Stivo: An Embedded DSL for Distributed Data Parallel Processing
Stivo is a multy-stage programming approach for distributed data parallel processing. It is embedded in Scala, has a declarative and high level programming model similar to the Spark framework. However, due to the multi-stage programming approach, Stivo does the following optimizations:
- Inserts projection before barriers to remove unused fields of Scala case classes.
- Move pure expressions (e.g.
java.util.regex.Pattern) out of the hot path
- Fuse all
filterand apply optimizations across them
NOTE: Stivo is still in the experimental phase of development. Before making it production ready we plan to introduce more relational optimizations (moving filters, join reordering etc.) and make it interoperable with other DSLs like Regular Expressions DSL.
- dsl contains the implementation of the DSL
- virtualization-lms-core is the underlying framework, which deals with code motion and many other aspects of a compiler
- scoobi is the target for generated sources for scoobi
- spark is the target for generated sources for spark
- crunch is the target for generated sources for crunch
- pig contains the pig scripts we use as reference
- benchmarking contains some scripts to help with benchmarking
- utils contains small utilities
- project contains the sbt configuration
This library is not (yet) meant for public usage. It is more of a prototype than a correct implementation.

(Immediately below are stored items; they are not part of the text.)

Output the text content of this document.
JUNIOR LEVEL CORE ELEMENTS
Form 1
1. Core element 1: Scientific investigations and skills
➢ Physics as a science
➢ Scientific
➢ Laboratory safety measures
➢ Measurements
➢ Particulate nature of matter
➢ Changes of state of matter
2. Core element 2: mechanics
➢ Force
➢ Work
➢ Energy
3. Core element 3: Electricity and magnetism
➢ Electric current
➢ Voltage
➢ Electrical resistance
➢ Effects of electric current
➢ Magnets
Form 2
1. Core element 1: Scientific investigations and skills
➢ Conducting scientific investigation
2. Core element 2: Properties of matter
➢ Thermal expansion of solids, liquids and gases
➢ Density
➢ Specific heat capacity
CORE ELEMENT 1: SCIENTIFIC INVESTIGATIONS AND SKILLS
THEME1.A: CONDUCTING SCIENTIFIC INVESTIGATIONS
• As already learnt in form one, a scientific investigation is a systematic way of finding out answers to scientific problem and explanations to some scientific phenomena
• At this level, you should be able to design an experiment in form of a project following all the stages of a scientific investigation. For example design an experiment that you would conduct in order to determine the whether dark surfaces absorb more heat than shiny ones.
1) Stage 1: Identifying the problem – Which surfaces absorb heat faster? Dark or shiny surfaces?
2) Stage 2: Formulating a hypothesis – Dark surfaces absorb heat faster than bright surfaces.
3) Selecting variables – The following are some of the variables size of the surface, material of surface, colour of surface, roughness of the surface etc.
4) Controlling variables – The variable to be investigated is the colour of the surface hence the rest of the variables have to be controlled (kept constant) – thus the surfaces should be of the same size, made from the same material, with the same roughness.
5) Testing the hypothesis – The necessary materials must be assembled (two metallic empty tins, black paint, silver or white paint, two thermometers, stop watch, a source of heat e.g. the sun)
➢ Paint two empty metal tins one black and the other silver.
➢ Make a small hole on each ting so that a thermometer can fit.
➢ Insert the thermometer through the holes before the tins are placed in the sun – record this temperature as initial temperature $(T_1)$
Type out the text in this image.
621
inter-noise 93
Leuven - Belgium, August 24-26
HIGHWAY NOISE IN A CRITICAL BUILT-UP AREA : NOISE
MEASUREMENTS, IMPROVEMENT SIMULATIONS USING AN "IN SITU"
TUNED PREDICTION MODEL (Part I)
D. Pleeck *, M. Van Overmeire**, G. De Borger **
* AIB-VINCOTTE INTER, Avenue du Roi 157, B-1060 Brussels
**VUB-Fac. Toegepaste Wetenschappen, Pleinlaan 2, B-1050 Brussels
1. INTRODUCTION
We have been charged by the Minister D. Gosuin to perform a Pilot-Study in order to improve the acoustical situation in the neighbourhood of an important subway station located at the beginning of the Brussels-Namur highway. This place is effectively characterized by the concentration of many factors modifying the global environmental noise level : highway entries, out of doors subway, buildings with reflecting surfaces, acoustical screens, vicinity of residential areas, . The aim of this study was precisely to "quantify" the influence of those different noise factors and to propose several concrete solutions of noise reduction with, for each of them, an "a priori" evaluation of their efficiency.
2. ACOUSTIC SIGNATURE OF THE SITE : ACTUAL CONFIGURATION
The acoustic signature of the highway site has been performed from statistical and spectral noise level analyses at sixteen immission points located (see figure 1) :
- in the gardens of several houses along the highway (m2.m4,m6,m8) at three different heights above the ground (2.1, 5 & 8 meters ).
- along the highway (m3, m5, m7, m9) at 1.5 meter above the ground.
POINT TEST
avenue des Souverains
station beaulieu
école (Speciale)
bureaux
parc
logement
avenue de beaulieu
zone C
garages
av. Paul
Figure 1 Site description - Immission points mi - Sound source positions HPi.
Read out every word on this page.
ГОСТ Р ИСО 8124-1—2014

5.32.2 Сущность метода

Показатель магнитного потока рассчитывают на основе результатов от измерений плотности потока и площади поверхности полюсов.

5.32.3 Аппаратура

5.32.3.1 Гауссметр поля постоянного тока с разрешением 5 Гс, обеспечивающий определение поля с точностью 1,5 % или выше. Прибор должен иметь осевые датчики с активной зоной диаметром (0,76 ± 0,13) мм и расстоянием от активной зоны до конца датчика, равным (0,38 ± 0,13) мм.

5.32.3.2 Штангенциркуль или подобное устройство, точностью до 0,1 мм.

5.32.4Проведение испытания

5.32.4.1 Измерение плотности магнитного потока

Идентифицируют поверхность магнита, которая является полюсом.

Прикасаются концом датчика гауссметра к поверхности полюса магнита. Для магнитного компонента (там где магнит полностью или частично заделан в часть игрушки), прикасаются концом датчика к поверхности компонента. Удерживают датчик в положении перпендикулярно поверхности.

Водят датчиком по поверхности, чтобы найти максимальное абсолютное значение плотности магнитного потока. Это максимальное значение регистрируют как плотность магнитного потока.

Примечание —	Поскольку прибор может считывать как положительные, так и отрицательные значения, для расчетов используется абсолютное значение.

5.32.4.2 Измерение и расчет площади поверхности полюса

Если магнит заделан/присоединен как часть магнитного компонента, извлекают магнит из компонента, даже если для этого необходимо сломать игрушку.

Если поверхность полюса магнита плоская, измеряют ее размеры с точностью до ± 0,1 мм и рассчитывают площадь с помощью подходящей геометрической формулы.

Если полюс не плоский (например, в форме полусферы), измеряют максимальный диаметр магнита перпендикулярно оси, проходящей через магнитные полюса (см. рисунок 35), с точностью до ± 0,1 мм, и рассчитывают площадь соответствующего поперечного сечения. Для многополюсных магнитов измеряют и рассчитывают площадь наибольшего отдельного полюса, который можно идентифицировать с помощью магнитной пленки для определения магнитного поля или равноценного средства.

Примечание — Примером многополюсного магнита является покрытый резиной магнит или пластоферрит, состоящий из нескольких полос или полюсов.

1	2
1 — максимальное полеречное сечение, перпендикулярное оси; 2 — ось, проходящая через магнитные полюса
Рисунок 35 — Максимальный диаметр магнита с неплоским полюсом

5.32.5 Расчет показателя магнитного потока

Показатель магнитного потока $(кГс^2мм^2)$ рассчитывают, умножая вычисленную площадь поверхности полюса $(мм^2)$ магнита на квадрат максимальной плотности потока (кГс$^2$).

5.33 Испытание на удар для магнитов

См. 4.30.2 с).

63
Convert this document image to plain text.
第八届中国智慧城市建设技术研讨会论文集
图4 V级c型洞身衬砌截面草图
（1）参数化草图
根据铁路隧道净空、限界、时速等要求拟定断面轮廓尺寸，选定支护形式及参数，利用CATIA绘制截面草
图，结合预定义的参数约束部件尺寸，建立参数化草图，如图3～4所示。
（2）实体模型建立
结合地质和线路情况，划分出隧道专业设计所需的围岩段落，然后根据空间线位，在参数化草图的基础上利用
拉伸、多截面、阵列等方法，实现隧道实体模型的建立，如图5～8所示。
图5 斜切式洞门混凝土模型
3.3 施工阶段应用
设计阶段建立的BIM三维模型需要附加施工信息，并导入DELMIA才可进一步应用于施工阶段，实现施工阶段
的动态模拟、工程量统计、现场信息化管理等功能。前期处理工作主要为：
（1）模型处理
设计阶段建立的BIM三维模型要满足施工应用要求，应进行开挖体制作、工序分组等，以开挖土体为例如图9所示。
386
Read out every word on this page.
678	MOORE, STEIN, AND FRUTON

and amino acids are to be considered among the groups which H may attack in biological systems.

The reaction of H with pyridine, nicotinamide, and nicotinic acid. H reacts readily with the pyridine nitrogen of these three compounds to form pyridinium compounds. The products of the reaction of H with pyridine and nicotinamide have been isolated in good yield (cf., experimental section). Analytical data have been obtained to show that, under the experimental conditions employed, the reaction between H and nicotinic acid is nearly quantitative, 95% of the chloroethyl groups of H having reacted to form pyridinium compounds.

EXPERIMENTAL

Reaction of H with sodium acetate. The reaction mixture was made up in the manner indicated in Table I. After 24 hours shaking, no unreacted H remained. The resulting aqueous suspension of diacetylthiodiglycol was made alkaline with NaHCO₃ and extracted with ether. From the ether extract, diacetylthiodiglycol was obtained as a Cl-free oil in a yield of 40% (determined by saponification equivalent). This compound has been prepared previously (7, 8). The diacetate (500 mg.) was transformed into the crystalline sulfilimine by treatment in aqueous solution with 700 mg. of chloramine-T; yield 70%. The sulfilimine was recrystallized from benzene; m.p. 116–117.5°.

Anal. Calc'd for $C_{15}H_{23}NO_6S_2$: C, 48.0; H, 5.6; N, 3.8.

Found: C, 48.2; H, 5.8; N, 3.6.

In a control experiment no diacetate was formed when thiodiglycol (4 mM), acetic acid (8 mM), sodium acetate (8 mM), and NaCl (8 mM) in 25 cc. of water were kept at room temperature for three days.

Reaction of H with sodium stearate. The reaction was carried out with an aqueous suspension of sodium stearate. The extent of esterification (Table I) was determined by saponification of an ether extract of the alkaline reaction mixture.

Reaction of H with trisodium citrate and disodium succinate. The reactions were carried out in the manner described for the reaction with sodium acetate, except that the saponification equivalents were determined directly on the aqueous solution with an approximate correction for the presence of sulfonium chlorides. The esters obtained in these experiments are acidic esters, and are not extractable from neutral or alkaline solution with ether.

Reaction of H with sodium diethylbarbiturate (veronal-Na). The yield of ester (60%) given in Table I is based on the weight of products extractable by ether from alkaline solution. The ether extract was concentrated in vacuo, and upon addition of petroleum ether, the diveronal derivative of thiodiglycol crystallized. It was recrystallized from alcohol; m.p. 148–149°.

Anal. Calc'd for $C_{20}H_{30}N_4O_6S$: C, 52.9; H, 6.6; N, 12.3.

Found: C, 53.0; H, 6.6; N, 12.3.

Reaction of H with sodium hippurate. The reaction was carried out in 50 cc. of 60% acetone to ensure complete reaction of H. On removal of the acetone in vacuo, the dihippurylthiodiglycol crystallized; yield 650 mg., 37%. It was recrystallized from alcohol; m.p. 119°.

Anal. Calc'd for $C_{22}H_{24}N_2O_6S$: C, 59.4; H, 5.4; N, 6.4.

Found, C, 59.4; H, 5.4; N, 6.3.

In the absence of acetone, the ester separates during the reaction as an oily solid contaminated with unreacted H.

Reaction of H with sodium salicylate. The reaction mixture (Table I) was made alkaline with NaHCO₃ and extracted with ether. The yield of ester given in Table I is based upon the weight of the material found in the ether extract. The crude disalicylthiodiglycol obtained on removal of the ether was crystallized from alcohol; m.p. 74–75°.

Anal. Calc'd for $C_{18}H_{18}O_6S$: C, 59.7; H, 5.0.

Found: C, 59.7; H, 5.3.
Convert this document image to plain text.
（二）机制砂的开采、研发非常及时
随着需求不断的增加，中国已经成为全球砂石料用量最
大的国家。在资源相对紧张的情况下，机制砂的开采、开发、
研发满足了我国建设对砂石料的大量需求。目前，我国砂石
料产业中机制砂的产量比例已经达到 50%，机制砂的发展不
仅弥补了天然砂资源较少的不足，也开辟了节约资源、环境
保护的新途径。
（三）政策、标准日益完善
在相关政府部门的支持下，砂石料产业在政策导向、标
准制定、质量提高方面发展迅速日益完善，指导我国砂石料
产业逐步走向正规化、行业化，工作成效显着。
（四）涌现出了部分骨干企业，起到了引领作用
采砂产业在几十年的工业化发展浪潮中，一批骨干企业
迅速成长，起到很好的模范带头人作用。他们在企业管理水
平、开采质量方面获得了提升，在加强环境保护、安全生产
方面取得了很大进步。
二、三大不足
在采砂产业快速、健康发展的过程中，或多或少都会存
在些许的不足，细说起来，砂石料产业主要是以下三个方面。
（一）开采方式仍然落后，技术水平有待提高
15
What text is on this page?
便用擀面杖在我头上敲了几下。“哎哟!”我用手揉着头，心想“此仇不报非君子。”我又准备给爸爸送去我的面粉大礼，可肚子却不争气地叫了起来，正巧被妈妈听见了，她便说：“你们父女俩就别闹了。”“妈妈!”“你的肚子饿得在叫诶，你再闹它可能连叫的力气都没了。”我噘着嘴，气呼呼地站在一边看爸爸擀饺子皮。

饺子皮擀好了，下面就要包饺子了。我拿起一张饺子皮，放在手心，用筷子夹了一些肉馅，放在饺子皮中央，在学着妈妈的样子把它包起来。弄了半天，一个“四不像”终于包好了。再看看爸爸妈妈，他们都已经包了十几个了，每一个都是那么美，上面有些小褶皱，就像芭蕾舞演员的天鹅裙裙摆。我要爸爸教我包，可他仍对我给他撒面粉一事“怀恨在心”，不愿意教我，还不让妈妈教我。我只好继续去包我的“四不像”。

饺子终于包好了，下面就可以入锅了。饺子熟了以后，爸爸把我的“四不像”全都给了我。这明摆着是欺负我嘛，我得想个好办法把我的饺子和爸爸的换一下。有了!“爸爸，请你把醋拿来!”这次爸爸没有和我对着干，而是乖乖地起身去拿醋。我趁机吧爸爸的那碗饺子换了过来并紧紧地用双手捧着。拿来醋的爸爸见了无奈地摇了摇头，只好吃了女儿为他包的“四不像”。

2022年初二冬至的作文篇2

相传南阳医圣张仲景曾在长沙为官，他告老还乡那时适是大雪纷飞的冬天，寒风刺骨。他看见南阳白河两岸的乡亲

####Getting started: The build should be reproducible now. For building you will need:
- sbt 0.11.3 launcher
To get started, run setup.sh. This will fetch spark and deploy it to the local repository. Make sure that spark has been deployed correctly. When this is done, you can start sbt in the top distributed folder. For generating the classes you can use: ~ ; dsl/test ; dotgen ; gens/compile This will regenerate all test classes, update the utils, generate dot files and compile the generated files.
For benchmarking and packaging, I use the scripts in benchmarking. They are pretty messy though. Install Cloudera cdh3u4 on your machine to test the generated crunch and scoobi programs.
####Writing a program: See the examples in dsl/src/test/scala. To import your own class, create it in the dsl/structs folder, following the examples. Then use the dsl/startLift.sh script to refresh ApplicationOps, which you can then mix into your application.